Background Tapentadol is a relatively new centrally-acting analgesic medication. Tapentadol is approved for the treatment of severe chronic pain and may reduce the need for strong opioids and reduce side effect burden. However, there is limited data about the use of tapentadol in palliative care. This project aimed to evaluate use of tapentadol in a hospital specialist palliative care unit.

Methods This project included the following: 1) Retrospective case note review of tapentadol use in all inpatients receiving care in a UK hospital specialist palliative care unit over a 12 month period. The primary outcome was whether pain improved following tapentadol use. The following information was collected: reason for initiation, initial dose, titration regime, side-effects, treatment duration, discontinuation reason and quality of discharge information.

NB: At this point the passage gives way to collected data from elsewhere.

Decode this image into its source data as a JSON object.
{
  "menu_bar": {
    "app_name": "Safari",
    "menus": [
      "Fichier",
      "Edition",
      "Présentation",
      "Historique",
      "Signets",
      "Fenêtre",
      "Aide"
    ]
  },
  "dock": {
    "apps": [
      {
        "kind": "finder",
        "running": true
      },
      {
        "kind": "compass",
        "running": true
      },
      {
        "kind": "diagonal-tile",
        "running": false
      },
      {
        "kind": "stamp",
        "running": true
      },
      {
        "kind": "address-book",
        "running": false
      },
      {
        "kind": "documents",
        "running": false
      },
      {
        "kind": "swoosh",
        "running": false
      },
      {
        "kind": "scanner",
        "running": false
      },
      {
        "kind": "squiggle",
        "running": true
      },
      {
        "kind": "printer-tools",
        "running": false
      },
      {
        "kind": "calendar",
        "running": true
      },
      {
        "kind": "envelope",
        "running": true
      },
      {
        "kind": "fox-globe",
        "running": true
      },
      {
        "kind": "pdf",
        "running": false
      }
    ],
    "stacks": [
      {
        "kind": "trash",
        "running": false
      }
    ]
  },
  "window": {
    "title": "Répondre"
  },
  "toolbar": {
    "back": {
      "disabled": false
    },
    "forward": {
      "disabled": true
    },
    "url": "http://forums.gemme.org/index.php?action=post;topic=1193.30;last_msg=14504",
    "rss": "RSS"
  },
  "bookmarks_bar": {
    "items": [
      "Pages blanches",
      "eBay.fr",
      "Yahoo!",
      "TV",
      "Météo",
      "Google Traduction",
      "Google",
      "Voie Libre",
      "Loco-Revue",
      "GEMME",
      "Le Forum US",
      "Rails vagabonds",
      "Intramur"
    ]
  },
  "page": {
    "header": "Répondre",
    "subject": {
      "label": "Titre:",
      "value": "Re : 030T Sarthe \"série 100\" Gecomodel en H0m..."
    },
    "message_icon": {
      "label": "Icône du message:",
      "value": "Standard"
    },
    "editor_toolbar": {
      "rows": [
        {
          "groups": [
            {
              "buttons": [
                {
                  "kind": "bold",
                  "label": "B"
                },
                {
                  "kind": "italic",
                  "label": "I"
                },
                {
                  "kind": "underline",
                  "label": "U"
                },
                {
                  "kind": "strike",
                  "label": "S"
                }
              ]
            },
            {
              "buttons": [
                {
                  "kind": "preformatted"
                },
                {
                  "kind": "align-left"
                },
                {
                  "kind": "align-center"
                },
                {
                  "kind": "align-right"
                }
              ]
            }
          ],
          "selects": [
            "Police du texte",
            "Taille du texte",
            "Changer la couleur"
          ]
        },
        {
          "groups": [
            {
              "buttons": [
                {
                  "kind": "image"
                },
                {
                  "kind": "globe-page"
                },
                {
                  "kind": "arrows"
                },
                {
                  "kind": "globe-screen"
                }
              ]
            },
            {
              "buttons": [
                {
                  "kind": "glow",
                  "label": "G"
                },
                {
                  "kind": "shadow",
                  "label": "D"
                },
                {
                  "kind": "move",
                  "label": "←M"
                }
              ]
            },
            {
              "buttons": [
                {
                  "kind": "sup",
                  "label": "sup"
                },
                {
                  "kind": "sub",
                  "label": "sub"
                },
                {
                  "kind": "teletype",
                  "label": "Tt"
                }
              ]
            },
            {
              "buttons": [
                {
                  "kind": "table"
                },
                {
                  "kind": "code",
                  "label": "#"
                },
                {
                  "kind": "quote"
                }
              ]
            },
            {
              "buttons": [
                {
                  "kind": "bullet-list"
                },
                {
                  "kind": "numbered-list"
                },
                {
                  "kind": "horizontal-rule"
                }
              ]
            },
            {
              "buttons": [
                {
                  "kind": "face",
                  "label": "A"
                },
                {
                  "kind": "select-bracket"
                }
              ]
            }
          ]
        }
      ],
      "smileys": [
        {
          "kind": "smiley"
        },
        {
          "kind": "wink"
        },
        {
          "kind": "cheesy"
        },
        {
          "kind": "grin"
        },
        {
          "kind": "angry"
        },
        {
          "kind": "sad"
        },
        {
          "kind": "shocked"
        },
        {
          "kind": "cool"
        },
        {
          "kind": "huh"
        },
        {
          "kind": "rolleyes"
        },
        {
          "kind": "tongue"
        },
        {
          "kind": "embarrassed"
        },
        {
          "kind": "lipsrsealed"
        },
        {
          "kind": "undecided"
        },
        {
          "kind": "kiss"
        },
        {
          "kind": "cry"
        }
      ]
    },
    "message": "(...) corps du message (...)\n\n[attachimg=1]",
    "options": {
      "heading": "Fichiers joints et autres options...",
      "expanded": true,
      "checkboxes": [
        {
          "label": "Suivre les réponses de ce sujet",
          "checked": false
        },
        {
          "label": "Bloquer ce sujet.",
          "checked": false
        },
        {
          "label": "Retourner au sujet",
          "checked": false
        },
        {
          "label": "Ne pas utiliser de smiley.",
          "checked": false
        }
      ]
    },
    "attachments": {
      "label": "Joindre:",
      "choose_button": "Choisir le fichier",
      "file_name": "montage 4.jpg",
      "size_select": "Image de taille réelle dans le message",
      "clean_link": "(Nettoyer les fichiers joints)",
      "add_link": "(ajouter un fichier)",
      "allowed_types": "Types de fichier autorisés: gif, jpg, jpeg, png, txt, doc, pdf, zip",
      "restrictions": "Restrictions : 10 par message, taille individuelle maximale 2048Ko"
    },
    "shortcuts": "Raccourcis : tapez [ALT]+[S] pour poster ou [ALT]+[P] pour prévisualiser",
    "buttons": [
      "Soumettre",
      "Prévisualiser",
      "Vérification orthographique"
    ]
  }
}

2) Anonymised survey of healthcare professionals working within the palliative care team regarding their knowledge about, and use of, tapentadol.

Results Tapentadol was used in 10 individuals. Mean age 65 years; 6 (60%) were male and 4 (40%) were female, all patients had cancer. There was an improvement of pain in 5 (50%) patients; this was identified through electronic clinical records. Nine (90%) received a starting dose of 50 mg BD. The final dose given was 50 mg BD in 5 (50%) people, followed by 100 mg BD in 4 (40%) and 150 mg BD in one (10%). Tapentadol was discontinued in five (50%) due to side effects, inability to swallow and renal failure. Eleven healthcare professionals completed the questionnaire. Of the respondents, 5 (45%) had prescribed or given advice on prescribing tapentadol and 10 (91%) indicated that they would like further training.

Conclusion Tapentadol was used in small number of individuals who all had cancer pain. Our data suggests that tapentadol may be beneficial in palliative care. More research and staff education is important to ensure effective use.